Alan,years ago I painted my boiler,I asked at a local paint manufactuter.Sounds strange but he told me to use their oil base porch and deck enamel,black of course.It lasted well,moot point now as about the only oil based paint you can still buy is rustoleum.Theirs probibly some truth to what sub sailor says but black doesn't show the soot. Frank C.
A man armed with common sense is packing a big piece

Al_Smith

FWIW on the job back when I've used Rustolium rusty metal primer with almost no prep and followed up with a base color of Rustolium and it never flaked off .

Some people swear at Rustolium but I swear by it .It cost's tad more but it's on there for the long haul .

Cutting Edge

Quote from: Delawhere Jack on May 03, 2012, 07:54:55 PM
I would have liked to use a better paint, I know Rustoleum is consumer grade stuff, but cost was an issue.
Quote from: Al_Smith on May 03, 2012, 09:39:08 PM
Some people swear at Rustolium but I swear by it .It cost's tad more but it's on there for the long haul .

Don't let the price fool you about Rustoleum.  May be classified as consumer grade...but you can get professional results.  I've sparayed it in the past and even added metalic once.  People swore it was high-dollar stuff.  There are a couple tricks that really improve the results.  Montana makes a catalyst that I found was compatible, sprayed in the evening, dry by morning.  5 years later....still shines great.
"Winning an argument isn't everything, as long as you are heard and understood" - W.S.

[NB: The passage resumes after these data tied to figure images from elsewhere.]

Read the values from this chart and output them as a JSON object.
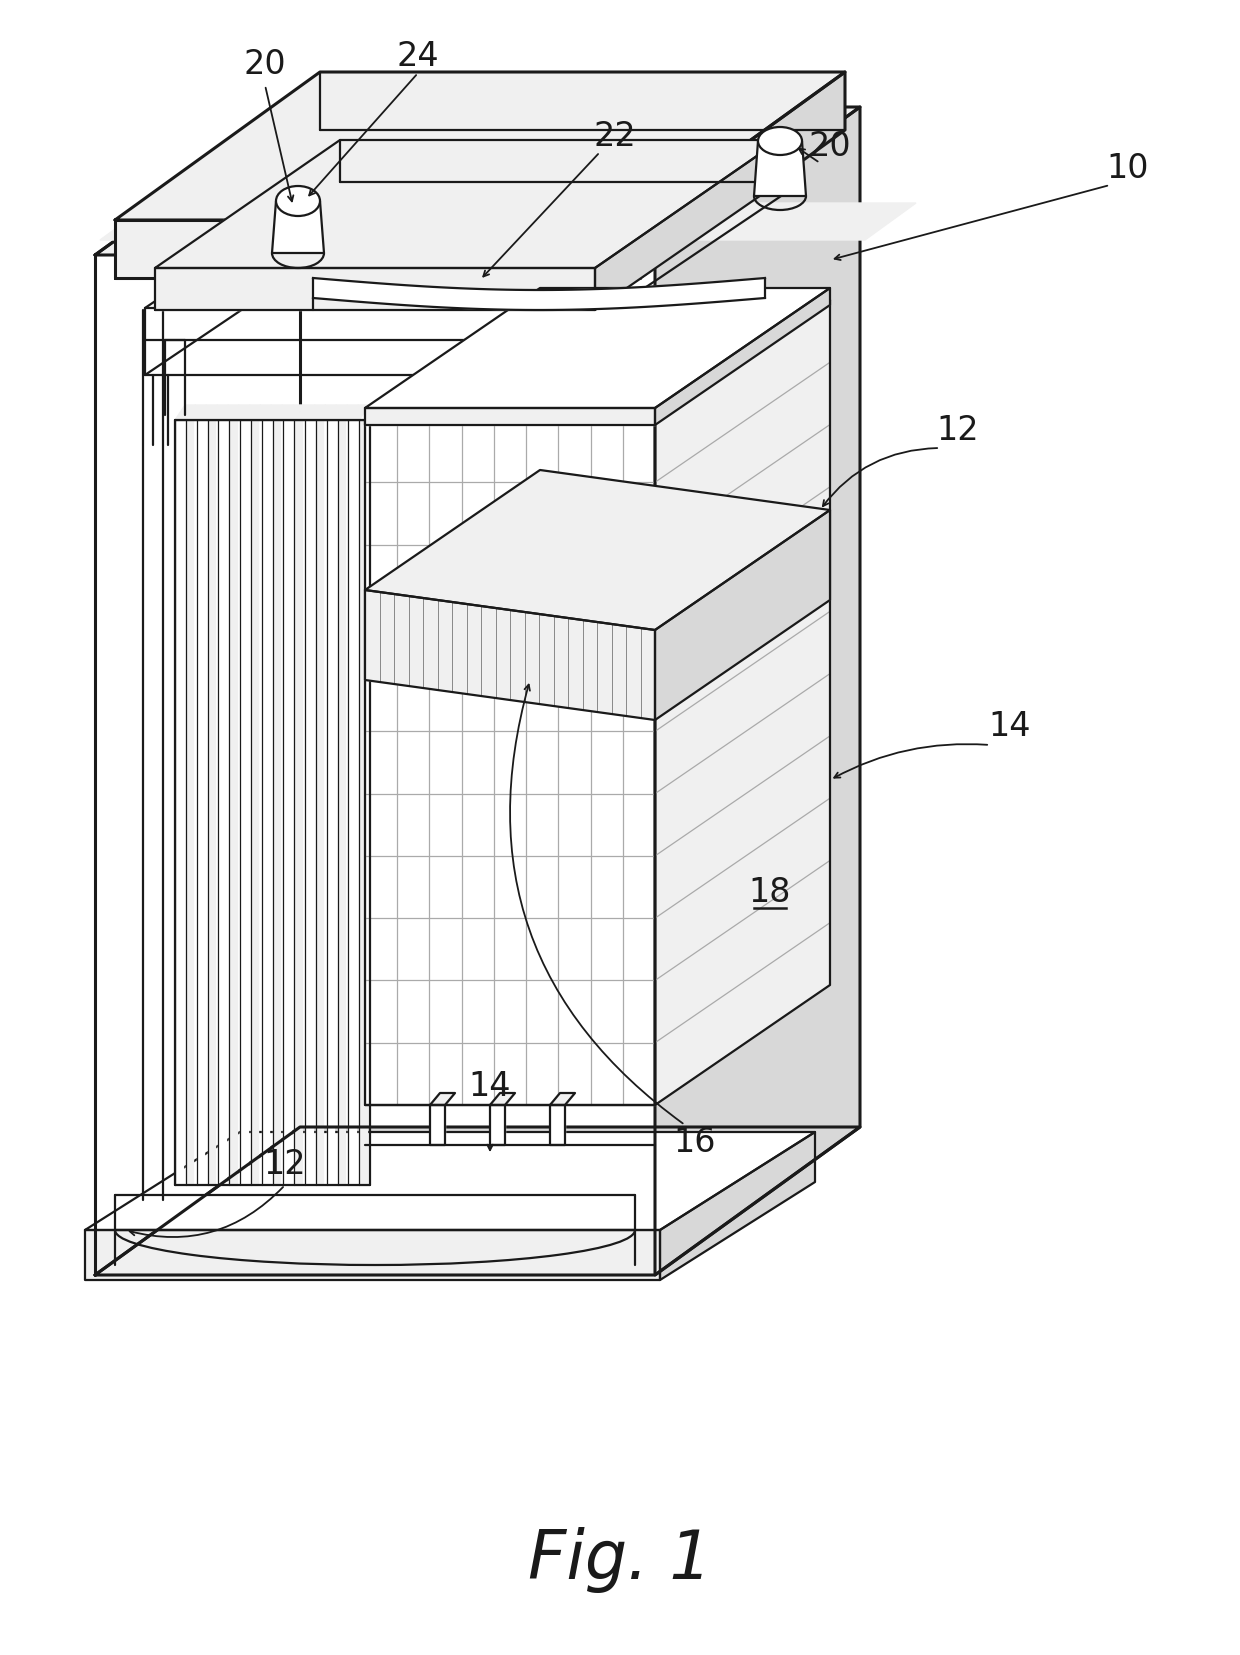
{
  "fig_label": "Fig. 1",
  "fig_label_fontsize": 48,
  "background_color": "#ffffff",
  "line_color": "#1a1a1a",
  "label_fontsize": 24,
  "lw": 1.6,
  "lw_thick": 2.2,
  "lw_thin": 0.9
}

Cutting Edge Saw Service, LLC -
- Sharpening Services
- Portable/Custom Milling and Slabbing
- On-Site Sawmill Maintenance/Repair Services

Factory Direct Kasco WoodMaxx Blades
Ph- (304) 878-3343

LOGDOG

This out fit has some good solutions for rust removal and paint prep. I'm about to buy their combo soda blaster/sand blaster. They've got some videos too. Not sure if there are any on phosphoric acid or neutralizing it though.
http://www.youtube.com/user/EastwoodCo/videos?view=1


steamsawyer

I can't argue about the science and thermodinamics involved. It is common knowledge that the reason car radiators are painted black is because the black releases the heat better.  ::) I had a friend that painted the radiator in a Silver King tractor red and it overheated. All he did was take it out and repaint it black and it never ran hot again.... However I can't remember ever seeing a silver, locomotive, traction, or portable engine boiler... not saying it isn't so though... I have seen other dark colors on boilers like green, blue, brown, or red  ;D

I always felt weird that my engine was gray. The story is that a previous owner bought the gray Rustolium because it was cheaper than the other colors.

Sorry, I didn't mean to get us off on a tangent.  Nothing wrong with a good rust killer, primer, and paint.

Alan
J. A. Vance circular sawmill, 52" blade, powered by a 70 HP 9 1/2 x 10 James Leffel portable steam engine.

Inside this tired old mans body is just a little boy that wants to go out and play.

Great minds think alike.....  Does your butt itch too?

Alan Rudd
Steam Punk Extraordinaire.

bandmiller2

Rustoleum has a commercial line of paints available from supply houses such as Graingers,probibly as good a quality paint as you will find. Frank C.
A man armed with common sense is packing a big piece

MotorSeven

I've had good luck with Rustoleum & buy it by the gallon at Home Desperate. Be real careful with POR-15(even when using outside), you must use a mask with canister filters...the stuff is very nasty and will do a job on your central nervous system. Permanent damage is a real possibility.